Tristan’s heartbeat slows beneath my cheek. His skin is warm, and his hand is gently stroking down my back in lazy, reverent lines that make me feel more than safe—I feel wanted. Not just for what I gave him, but for me.
And that changes everything.
He cups my jaw, thumb sweeping across my swollen bottom lip, smearing the mess there.
“You don’t have to finish.”
I shake my head. “I want to know what you taste like when you come.”
His eyes go black. “Minerva.”
“I want it in my mouth.” Despite my burning cheeks, my voice stays steady. “Please.”
The word please undoes him.
He sits up straighter against the headboard, hand sliding into my hair, not pushing, just anchoring.
“Then take what you need, baby. I’m yours.”
I dive back down with new purpose, lips sealing tight, hand pumping in time with my mouth. I take him deeper than before, letting him hit the back of my throat once, twice, tears pricking my eyes from the stretch, but I don’t stop. I want it too much.
He’s chanting my name now, low and desperate.
“Fuck, Min, your mouth, so hot, so tight, gonna come, baby, gonna—”
His hips stutter. I pull up just enough to keep the head between my lips and suck hard, tongue working the underside.
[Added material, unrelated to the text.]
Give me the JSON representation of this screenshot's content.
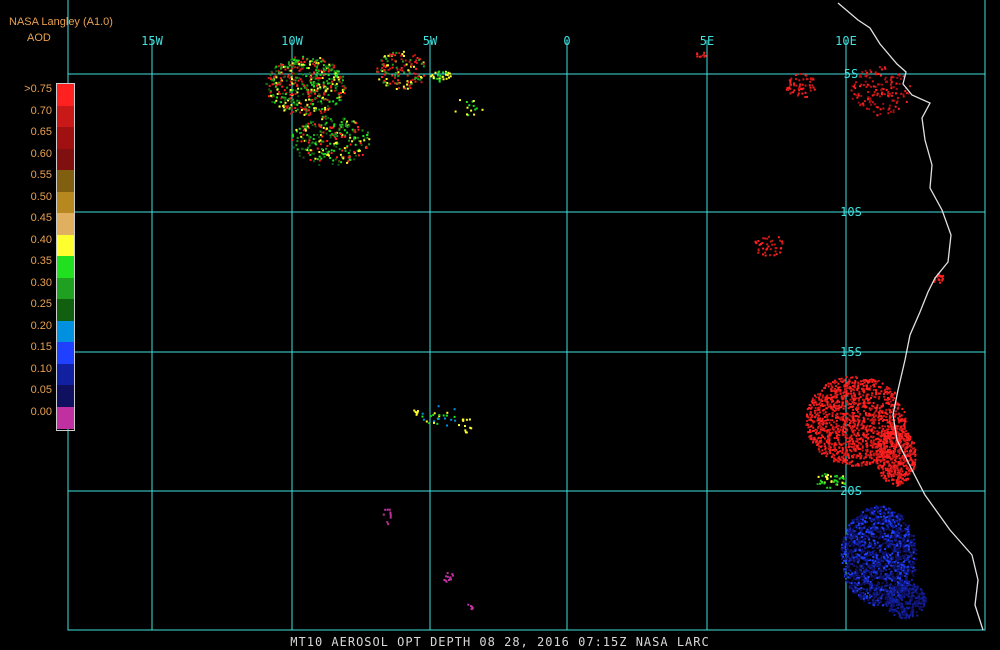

He comes with a guttural groan, pulsing hot and thick across my tongue. I swallow on instinct, again and again, until he’s spent, until the last shudder leaves his body and his hand in my hair goes limp and trembling.
I pull off slowly, licking him clean because I can’t help it, then crawl up his body. He hauls me into his chest, arms banding around me, face buried in my neck.
“Holy fuck,” he breathes against my skin, voice hoarse. “You just wrecked me good.”
I hide my smile against his throat, tasting him still. “Data collected. Hypothesis confirmed: you taste even better than I calculated.”
He laughs, shaky and stunned, and kisses me deep and filthy, not caring that he’s still on my tongue. “Stay right here. I’m never letting you out of my sight again.”
I curl into him, warm and triumphant and utterly, perfectly his.
Kepler can sleep in his crate tonight.
Chapter Fourteen
Tristan
I can’t bake for shit. Never have, probably never will. I get the baking soda mixed up with the baking powder, I end up mixing too much or too little, I fuck up my ratios, and I inevitably end up with a goopy, inedible mess that is somehow both burned and raw. I don’t know how the folks on theGreat British Baking Showdo it. I once exploded an angel food cake in my oven. If Paul Hollywood had seen that abomination, he would have had me dragged straight to the guillotine, or whatever execution devices the Brits are known for. Maybe the rack.
So baking isn’t an option, but I keep thinking about what Minerva said, about making things with her hands. About love. Whenever I eat her food, or I go through the highly detailed charts she puts together, or open the luggage she packed just so, I have proof that she’s paying attention to my needs. As my assistant, I appreciate her attention to detail. As my… friend with benefits? Situationship? Regardless of the label, I want to do something for her that makes her feel as cared for as I do.
I want her to feel treasured. Not tolerated. Not handled. Treasured.
But what am I supposed to do for the woman who thinks of everything?
The answer comes to me after an away game while I’m doomscrolling on my phone. Since meeting Kepler, I’ve sought out the occasional ferret video, so they pop up in my feed from time to time. I watch one featuring a mama and her kits, which look like tiny hair sausages. Then, a video of two adults learning to use the talking buttons designed for dogs and cats. Then—
I sit bolt upright in bed, clutching my phone in both hands. “Yes. Holy shit, yes. That’s perfect.”
Flopping onto my back again, I bookmark the video for later. I’ll have time to sketch out my idea on the flight back to Vegas. I can’t bake to save my life, but this, I can do.